Again, Brain was not designed to be evil. Written by two brothers in Pakistan, the virus made floppy disks unreadable in order to control piracy of a commercial software package made by themselves. When it was discovered, they offered affected legitimate users the resources to disinfect their disks.

But with the ability to make floppy disks unreadable, Brain went beyond CREEPER by not only sending a piece of text, but executing code. Brain was real malware, truly the first virus. His legacy lives on in every illicit virus circulating today. What happened to those pioneers of malware? His business is still running, operating an ISP in Pakistan. Apparently they still get calls from time to time.

Also read: How to spy on your Mobile for free

1989/The epidemic:

At this point, something was missing in the history of malware: true malice.

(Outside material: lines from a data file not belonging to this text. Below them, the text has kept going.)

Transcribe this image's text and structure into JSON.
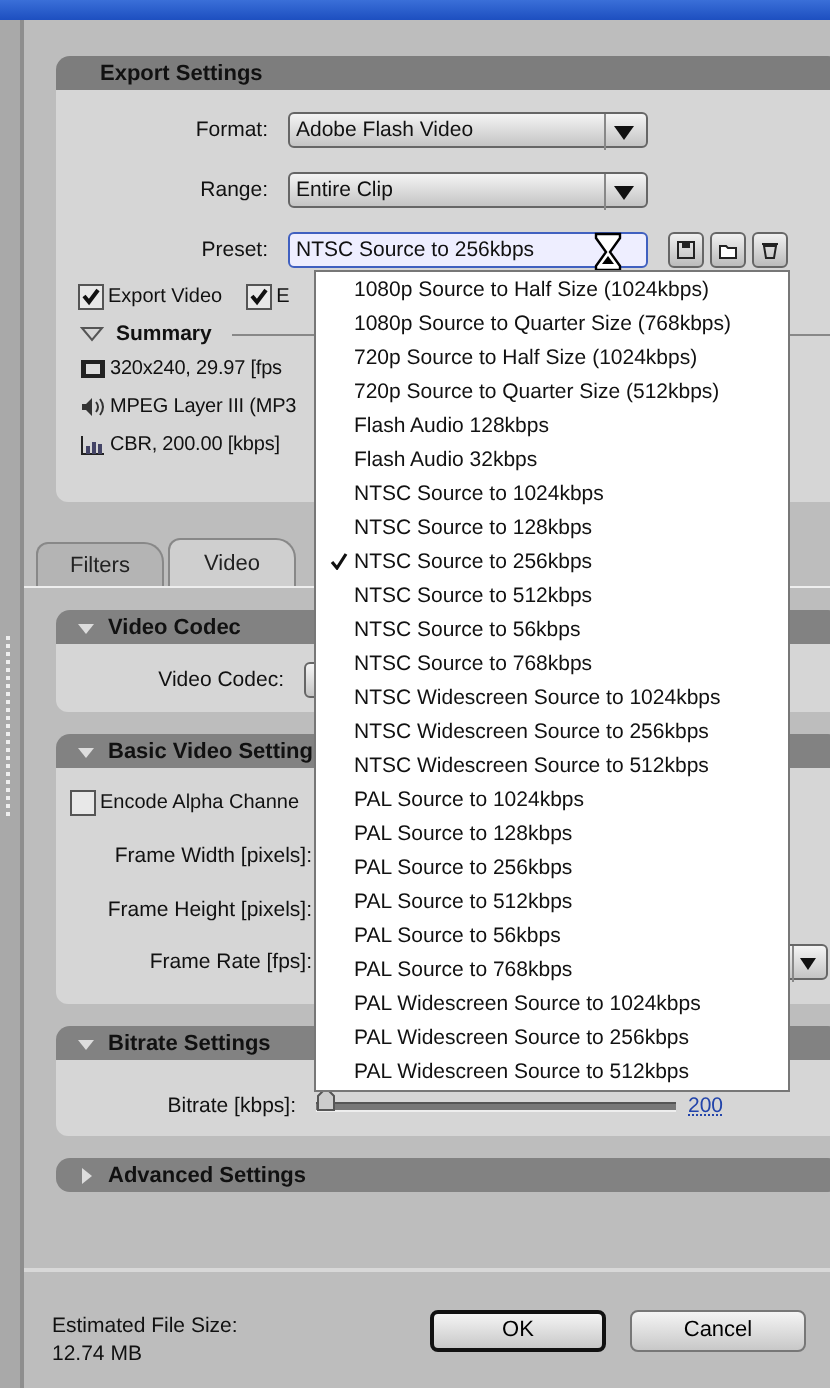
{
  "export_settings": {
    "title": "Export Settings",
    "fields": [
      {
        "label": "Format:",
        "value": "Adobe Flash Video",
        "kind": "dropdown"
      },
      {
        "label": "Range:",
        "value": "Entire Clip",
        "kind": "dropdown"
      },
      {
        "label": "Preset:",
        "value": "NTSC Source to 256kbps",
        "kind": "preset"
      }
    ],
    "checkboxes": [
      {
        "label": "Export Video",
        "checked": true
      },
      {
        "label": "E",
        "checked": true
      }
    ],
    "summary": {
      "title": "Summary",
      "expanded": true,
      "lines": [
        {
          "kind": "video",
          "text": "320x240, 29.97 [fps"
        },
        {
          "kind": "audio",
          "text": "MPEG Layer III (MP3"
        },
        {
          "kind": "bitrate",
          "text": "CBR, 200.00 [kbps]"
        }
      ]
    }
  },
  "tabs": [
    {
      "label": "Filters",
      "selected": false
    },
    {
      "label": "Video",
      "selected": true
    }
  ],
  "video_codec": {
    "title": "Video Codec",
    "expanded": true,
    "label": "Video Codec:"
  },
  "basic_video": {
    "title": "Basic Video Setting",
    "expanded": true,
    "alpha": {
      "label": "Encode Alpha Channe",
      "checked": false
    },
    "frame_width": "Frame Width [pixels]:",
    "frame_height": "Frame Height [pixels]:",
    "frame_rate": "Frame Rate [fps]:"
  },
  "bitrate": {
    "title": "Bitrate Settings",
    "expanded": true,
    "label": "Bitrate [kbps]:",
    "level": 0,
    "reading": "200"
  },
  "advanced": {
    "title": "Advanced Settings",
    "expanded": false
  },
  "preset_menu": {
    "items": [
      {
        "label": "1080p Source to Half Size (1024kbps)",
        "selected": false
      },
      {
        "label": "1080p Source to Quarter Size (768kbps)",
        "selected": false
      },
      {
        "label": "720p Source to Half Size (1024kbps)",
        "selected": false
      },
      {
        "label": "720p Source to Quarter Size (512kbps)",
        "selected": false
      },
      {
        "label": "Flash Audio 128kbps",
        "selected": false
      },
      {
        "label": "Flash Audio 32kbps",
        "selected": false
      },
      {
        "label": "NTSC Source to 1024kbps",
        "selected": false
      },
      {
        "label": "NTSC Source to 128kbps",
        "selected": false
      },
      {
        "label": "NTSC Source to 256kbps",
        "selected": true
      },
      {
        "label": "NTSC Source to 512kbps",
        "selected": false
      },
      {
        "label": "NTSC Source to 56kbps",
        "selected": false
      },
      {
        "label": "NTSC Source to 768kbps",
        "selected": false
      },
      {
        "label": "NTSC Widescreen Source to 1024kbps",
        "selected": false
      },
      {
        "label": "NTSC Widescreen Source to 256kbps",
        "selected": false
      },
      {
        "label": "NTSC Widescreen Source to 512kbps",
        "selected": false
      },
      {
        "label": "PAL Source to 1024kbps",
        "selected": false
      },
      {
        "label": "PAL Source to 128kbps",
        "selected": false
      },
      {
        "label": "PAL Source to 256kbps",
        "selected": false
      },
      {
        "label": "PAL Source to 512kbps",
        "selected": false
      },
      {
        "label": "PAL Source to 56kbps",
        "selected": false
      },
      {
        "label": "PAL Source to 768kbps",
        "selected": false
      },
      {
        "label": "PAL Widescreen Source to 1024kbps",
        "selected": false
      },
      {
        "label": "PAL Widescreen Source to 256kbps",
        "selected": false
      },
      {
        "label": "PAL Widescreen Source to 512kbps",
        "selected": false
      }
    ]
  },
  "footer": {
    "estimate_label": "Estimated File Size:",
    "estimate_value": "12.74 MB",
    "buttons": [
      "OK",
      "Cancel"
    ]
  }
}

All that changed in 1989, when Joseph Popp created the first ransomware .

Its creator, curiously, was a medical worker with a doctorate from Harvard University. Masquerading as a free application to test the subject’s susceptibility to HIV, it sent 5.25 ”diskettes to 20,000 addresses. This virus was called – with much political incorrectness – AIDS Trojan. Once on disk, it encrypted data on an encrypted volume that would only be decrypted for payment. The price was $ 189 to pay through an account in Panama.

Fortunately, few users suffered from it. But as the first ransomware, it created a lot of frustration, confusion, and anger among thousands of researchers.

1989/Predatory Crudeness:

In the 1990s, ransomware gained an evolutionary advantage. With public key cryptography, ransomware creators could unlock millions of discs encoded with a unique “key”, but only in conjunction with a second “key” purchased by the victim. In other words, your ransom payment would only unlock one computer: yours.

At this point, cybercrime escalated. In 1995, millions of computers – not just from the world of academia – began connecting to a fun hormonal bulletin board called the World Wide Web. Today, ransomware is perhaps the most insidious threat to an individual’s connected work. It seals your data – and often your livelihood – within an encrypted safe, while payment is only accepted in BitCoin or other virtual currencies, leaving no trace in the formal financial system.

And there are too many paths to your data with everything connected to everything else. There can be a breach through the Internet of Things of Bring Your Own Device, cloud services, POS terminals, CCTV cameras, industrial control systems. Any device can be a gateway to corporate data and some they cannot even be locked.

So the next five years signal another change: towards machine learning or AI. In short, the attack software will be able to learn. Not just snooping around your server or flooding it, or tampering with your passwords, but adapting to attack where you are most vulnerable.

How to protect from malware attacks

Fortunately, there is some evolution. As attacks have grown more powerful, so have defenses. Most work computers have antivirus software installed; most users know how to keep patches and updates up to date; people want to learn, if you are willing to explain.

Furthermore, the same technologies that enable malware can be used to combat it. Millions of professionals store their data on encrypted volumes that cannot be maliciously tampered with. Around a fifth of PCs have full hard drive encryption, antivirus software vendors cover hundreds of millions of machines, learning from each attack and offering updates against the latest threats every day.

In this way, ransomware, despite always being a risk for businesses today, can be disarmed through adequate security policies and active monitoring of your network configuration, even in the world of BYOD and Shadow IT. So if you ever get depressed thinking about malware, remember that it can be fought.